Mean DPM/animal values for the experimental groups treated with test substance concentrations 2.5, 5 and 10% were 1179, 3271 and 6195 DPM respectively. The mean DPM/animal value for the vehicle control group was 794 DPM. The SI values calculated for the substance concentrations 2.5, 5 and 10% were 1.5, 4.1 and 7.8 respectively.
These results indicate that the test substance could elicit an SI ≥ 3. The data showed a dose-response and an EC3 value (the estimated test substance concentration that will give a SI =3) of 3.9% was calculated.

Justification for classification or non-classification

The data showed a dose-response and an EC3 value of 3.9% was calculated.

Based on these results:

- according to the recommendations made in the test guidelines (including all amendments), NBromo- succinimide would be regarded as skin sensitizer.

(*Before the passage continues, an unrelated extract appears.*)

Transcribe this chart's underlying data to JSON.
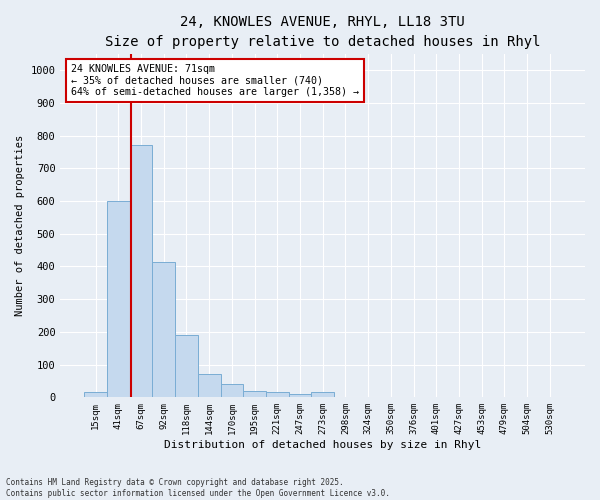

- according to the Globally Harmonized System of Classification and Labelling of Chemicals (GHS) of the United Nations (2011) (including all amendments), N-Bromo-succinimide should be classified as skin sensitizer (Category 1B).

- according to the Regulation (EC) No 1272/2008 on classification, labelling and packaging of substances and mixtures (including all amendments), N-Bromo-succinimide should be classified as skin sensitizer (Category 1B) and labeled as H317: May cause an allergic skin reaction.